Fakta anggaran afirmasi untuk Papua justru membantah narasi salah prioritas tersebut. Pada tahun anggaran berjalan, pemerintah pusat mengucurkan Dana Otsus Papua sebesar Rp 12,69 triliun. Angka ini lebih dari lima kali lipat atau 500% dari biaya operasional keamanan yang dipersoalkan Timinus. Berdasarkan ketentuan UU Otsus yang berlaku, skema pembagian dana tersebut dikunci minimal 30 persen untuk pendidikan dan 20 persen untuk kesehatan khusus Orang Asli Papua. Kesejahteraan Papua secara nominal tidak kekurangan dana. Tantangan sesungguhnya berada pada tata kelola dan eksekusi di tingkat lokal, bukan pada kehadiran satgas yang menjaga agar pembangunan itu sendiri bisa berlangsung.

Realisme lapangan semakin memperlihatkan kebohongan framing yang dipakai. Klaim bahwa operasi militer menjadi penyebab utama sekolah terbakar dan menciptakan lingkaran setan industri konflik adalah manipulasi fakta yang jahat. Data empiris di lapangan menunjukkan bahwa kelompok kriminal bersenjata separatislah yang secara aktif membakar sekolah, menembak guru honorer, menyerang tenaga kesehatan, merusak fasilitas puskesmas, membunuh pilot dan membakar pesawat. Kehadiran prajurit BKO di wilayah pedalaman justru berfungsi sebagai perisai kemanusiaan agar proyek-proyek strategis nasional seperti jalan Trans-Papua, puskesmas, dan sekolah yang dibiayai Dana Otsus dapat dibangun tanpa pekerja dan tenaga pendidiknya diculik atau dieksekusi.

Hal yang sama berlaku pada kritik terhadap biaya helikopter dan logistik yang tinggi. Timinus berpura-pura tidak mengenal kondisi geografis tanah kelahirannya sendiri di Kabupaten Nduga dan wilayah Pegunungan Tengah. Di daerah dengan topografi ekstrem tanpa akses darat yang memadai, mobilisasi apa pun—baik mengangkut material bangunan untuk puskesmas Otsus, menerbangkan tenaga medis, maupun mendistribusikan logistik pasukan—wajib mengandalkan jalur udara. Tingginya biaya tersebut adalah konsekuensi objektif dari harga kemahalan geografis Papua, fakta yang bahkan diakui oleh berbagai lembaga legislatif dan pemerintahan daerah.

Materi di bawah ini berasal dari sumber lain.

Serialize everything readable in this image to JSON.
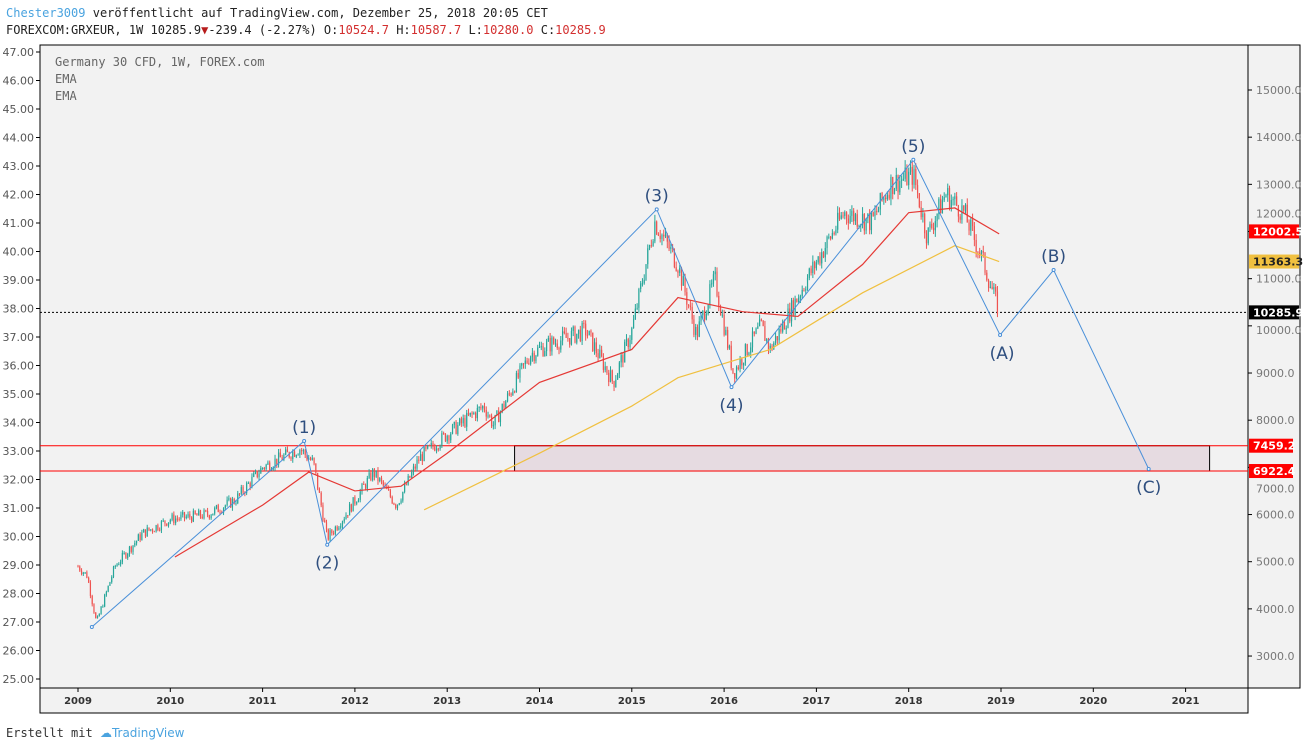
{
  "header": {
    "author": "Chester3009",
    "published": "veröffentlicht auf TradingView.com, Dezember 25, 2018 20:05 CET",
    "symbol": "FOREXCOM:GRXEUR, 1W 10285.9",
    "change": "-239.4 (-2.27%)",
    "o_label": "O:",
    "o": "10524.7",
    "h_label": "H:",
    "h": "10587.7",
    "l_label": "L:",
    "l": "10280.0",
    "c_label": "C:",
    "c": "10285.9"
  },
  "legend": {
    "title": "Germany 30 CFD, 1W, FOREX.com",
    "ema1": "EMA",
    "ema2": "EMA"
  },
  "footer": {
    "made_with": "Erstellt mit",
    "brand": "TradingView"
  },
  "colors": {
    "up": "#26a69a",
    "down": "#ef5350",
    "ema_fast": "#e53935",
    "ema_slow": "#f0c040",
    "wave": "#4a90d9",
    "level": "#ff0000"
  },
  "chart_data": {
    "type": "candlestick",
    "x_ticks": [
      "2009",
      "2010",
      "2011",
      "2012",
      "2013",
      "2014",
      "2015",
      "2016",
      "2017",
      "2018",
      "2019",
      "2020",
      "2021"
    ],
    "right_ticks": [
      "3000.0",
      "4000.0",
      "5000.0",
      "6000.0",
      "7000.0",
      "8000.0",
      "9000.0",
      "10000.0",
      "11000.0",
      "12000.0",
      "13000.0",
      "14000.0",
      "15000.0"
    ],
    "left_ticks": [
      "25.00",
      "26.00",
      "27.00",
      "28.00",
      "29.00",
      "30.00",
      "31.00",
      "32.00",
      "33.00",
      "34.00",
      "35.00",
      "36.00",
      "37.00",
      "38.00",
      "39.00",
      "40.00",
      "41.00",
      "42.00",
      "43.00",
      "44.00",
      "45.00",
      "46.00",
      "47.00"
    ],
    "ylim": [
      2000,
      16000
    ],
    "left_ylim": [
      25,
      47
    ],
    "xlim": [
      2008.6,
      2021.7
    ],
    "price_path": [
      [
        2009.0,
        4900
      ],
      [
        2009.1,
        4700
      ],
      [
        2009.2,
        3700
      ],
      [
        2009.4,
        4900
      ],
      [
        2009.7,
        5600
      ],
      [
        2010.0,
        5900
      ],
      [
        2010.4,
        6000
      ],
      [
        2010.7,
        6300
      ],
      [
        2011.0,
        7000
      ],
      [
        2011.4,
        7400
      ],
      [
        2011.55,
        7100
      ],
      [
        2011.7,
        5500
      ],
      [
        2011.9,
        6000
      ],
      [
        2012.2,
        6900
      ],
      [
        2012.45,
        6200
      ],
      [
        2012.7,
        7200
      ],
      [
        2013.0,
        7700
      ],
      [
        2013.4,
        8300
      ],
      [
        2013.5,
        7900
      ],
      [
        2013.9,
        9400
      ],
      [
        2014.1,
        9600
      ],
      [
        2014.5,
        9900
      ],
      [
        2014.8,
        8800
      ],
      [
        2015.0,
        9900
      ],
      [
        2015.25,
        12200
      ],
      [
        2015.5,
        11300
      ],
      [
        2015.7,
        9800
      ],
      [
        2015.9,
        11000
      ],
      [
        2016.1,
        9000
      ],
      [
        2016.4,
        10000
      ],
      [
        2016.5,
        9500
      ],
      [
        2016.9,
        11000
      ],
      [
        2017.3,
        12400
      ],
      [
        2017.6,
        12200
      ],
      [
        2017.8,
        13000
      ],
      [
        2018.05,
        13200
      ],
      [
        2018.2,
        11900
      ],
      [
        2018.4,
        12800
      ],
      [
        2018.6,
        12400
      ],
      [
        2018.8,
        11400
      ],
      [
        2018.98,
        10290
      ]
    ],
    "ema_fast": [
      [
        2010.05,
        5100
      ],
      [
        2011.0,
        6200
      ],
      [
        2011.5,
        6900
      ],
      [
        2012.0,
        6500
      ],
      [
        2012.5,
        6600
      ],
      [
        2013.0,
        7300
      ],
      [
        2014.0,
        8800
      ],
      [
        2015.0,
        9500
      ],
      [
        2015.5,
        10600
      ],
      [
        2016.2,
        10300
      ],
      [
        2016.8,
        10200
      ],
      [
        2017.5,
        11300
      ],
      [
        2018.0,
        12400
      ],
      [
        2018.5,
        12500
      ],
      [
        2018.98,
        11950
      ]
    ],
    "ema_slow": [
      [
        2012.75,
        6100
      ],
      [
        2014.0,
        7300
      ],
      [
        2015.0,
        8300
      ],
      [
        2015.5,
        8900
      ],
      [
        2016.5,
        9500
      ],
      [
        2017.5,
        10700
      ],
      [
        2018.5,
        11700
      ],
      [
        2018.98,
        11363
      ]
    ],
    "waves": [
      {
        "label": "",
        "x": 2009.15,
        "y": 3616
      },
      {
        "label": "(1)",
        "x": 2011.45,
        "y": 7560
      },
      {
        "label": "(2)",
        "x": 2011.7,
        "y": 5360
      },
      {
        "label": "(3)",
        "x": 2015.27,
        "y": 12470
      },
      {
        "label": "(4)",
        "x": 2016.08,
        "y": 8700
      },
      {
        "label": "(5)",
        "x": 2018.05,
        "y": 13520
      },
      {
        "label": "(A)",
        "x": 2018.99,
        "y": 9806
      },
      {
        "label": "(B)",
        "x": 2019.57,
        "y": 11184
      },
      {
        "label": "(C)",
        "x": 2020.6,
        "y": 6965
      }
    ],
    "zone": {
      "x0": 2013.73,
      "x1": 2021.26,
      "y0": 6922.4,
      "y1": 7459.2
    },
    "levels": [
      {
        "value": 7459.2,
        "label": "7459.2",
        "color": "#ff0000"
      },
      {
        "value": 6922.4,
        "label": "6922.4",
        "color": "#ff0000"
      }
    ],
    "price_labels": [
      {
        "label": "12002.5",
        "value": 12002.5,
        "bg": "#ff0000",
        "fg": "#fff"
      },
      {
        "label": "11363.3",
        "value": 11363.3,
        "bg": "#f0c040",
        "fg": "#222"
      },
      {
        "label": "10285.9",
        "value": 10285.9,
        "bg": "#000",
        "fg": "#fff"
      }
    ],
    "last": 10285.9
  }
}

Pada akhirnya, tulisan Timinus Gwijangge merupakan bentuk propaganda asimetris yang tidak berpijak pada realitas pembangunan maupun kedaulatan. Narasi yang ia jual terasa kekanak-kanakan: ia menuntut dan menikmati hak keamanan serta layanan kesehatan gratis dari instrumen negara, meraih status intelektual dari universitas negeri milik negara, namun di saat yang sama berupaya mendelegitimasi instrumen keamanan yang menjaga kedaulatan wilayah tempat ia hidup dan tumbuh.

 Konflik di Papua bertahan bukan karena dipelihara oleh anggaran keamanan APBN, melainkan karena terus dipasok oleh narasi-narasi provokatif yang tak berdasar dari elite lokal yang gagal bersaing di panggung politik resmi.